11.9.2. Vergelijking van beide casus leert dat deze weliswaar in belangrijke mate vergelijkbaar zijn, doch dat tevens op onderdelen dusdanige verschillen zijn aan te wijzen dat de beoordeling in het onderhavige geval anders uitvalt. Het oordeel immers of en in hoeverre voor normaal oplettende weggebruikers duidelijk is of het al dan niet om een weg met een beperkte bestemming of privébestemming gaat, is sterk afhankelijk van de concrete omstandigheden van het geval. In de Gulpener zaak deed zich onder meer de situatie voor dat verkeer over de Lemmenstraat dat de bewuste uitweg naderde wel reeds op enige/vrij ruime afstand van die uitweg de uitmonding daarvan kon waarnemen, doch op dat moment zich nog geen indruk kon vormen omtrent de vraag of het om een uitrit dan wel een weg van gelijke orde ging, anders gezegd: omtrent de kenbare bestemming van die weg. Pas indien dat verkeer zich vrijwel ter hoogte van die uitweg bevond werd duidelijk dat deze uitweg enkel naar de aldaar zichtbare panden liep.

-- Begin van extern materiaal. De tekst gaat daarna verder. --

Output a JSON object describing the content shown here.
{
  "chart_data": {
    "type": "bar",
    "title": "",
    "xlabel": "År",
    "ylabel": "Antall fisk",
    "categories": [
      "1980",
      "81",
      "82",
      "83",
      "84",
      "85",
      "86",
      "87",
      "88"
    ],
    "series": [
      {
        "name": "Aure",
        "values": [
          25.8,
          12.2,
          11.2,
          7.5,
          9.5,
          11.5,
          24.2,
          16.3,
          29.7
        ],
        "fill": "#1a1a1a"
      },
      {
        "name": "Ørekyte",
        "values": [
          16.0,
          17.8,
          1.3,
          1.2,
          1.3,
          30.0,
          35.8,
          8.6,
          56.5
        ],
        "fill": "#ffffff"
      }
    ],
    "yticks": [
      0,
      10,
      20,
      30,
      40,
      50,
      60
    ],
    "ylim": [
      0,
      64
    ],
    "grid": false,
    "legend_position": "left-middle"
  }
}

11.9.3. In het thans berechte geval werd echter voor het verkeer al eerder dat wil zeggen: op grotere afstand van de splitsing verwijderd dan in het Gulpener geval duidelijk dat daar een weggetje liep dat kenbaar naar de aldaar gelegen woning toe liep en de indruk wekte (enkel) te dienen tot toegang naar die woning. Die indruk kan voorts zijn versterkt door het gegeven dat direct voorafgaande aan nr. [huisnummer A] er drie andere woningen staan, met eveneens als zodanig kenbare uitritten, als hiervoor omschreven.
11.9.4. Voorts was, voor zover zichtbaar het breedteverschil tussen de "hoofdweg" en de "uitweg" (dat blijkens het arrest van 1999 in Gulpen gering was) in [plaats 1] duidelijk groter dan in Gulpen. Op zichzelf is dit niet doorslaggevend, doch het vormt één van de elementen welke van invloed zijn op de indruk welke bij het overige verkeer kan ontstaan.
11.10. Als gezegd is het hof van oordeel dat de uitweg van/naar nr. [huisnummer A] voor elke normaal oplettende weggebruiker, ongeacht de richting van welke hij kwam, als uitrit kenbaar is.
Vanzelfsprekend gold ook voor [Y.], wonende op nr. [huisnummer A], dat zij wist dat het weggetje enkel tot uitweg van dat perceel bestemd is, gelijk zulks ook bekend moet worden verondersteld bij eventuele bezoekers van dat perceel.
Gevoegd bij het vaststaande gegeven dat de uitweg feitelijk ook enkel bestemd is om te komen van en te gaan naar het privéperceel op nr. [huisnummer A] maakt zulks dat sprake is van een uitrit in de zin van art. 54 RVV
11.11. Het vonnis waarvan beroep dient dus te worden vernietigd.
11.12. Ten aanzien van de kosten: de zaak is begonnen als gemeenschappelijk verzoek aan de kantonrechter. Deze heeft de hiervoor genoemde beslissing gegeven en de proceskosten gecompenseerd. In het beroepschrift heeft [appellant] weliswaar gevraagd om een oordeel omtrent de proceskosten, doch geen grief geformuleerd tegen de beslissing dienaangaande in eerste aanleg en overigens acht het hof de dienaangaande door de kantonrechter gegeven beslissing, ongeacht de uitkomst van het geschil, verdedigbaar, gelet op de gekozen wijze van rechtsingang.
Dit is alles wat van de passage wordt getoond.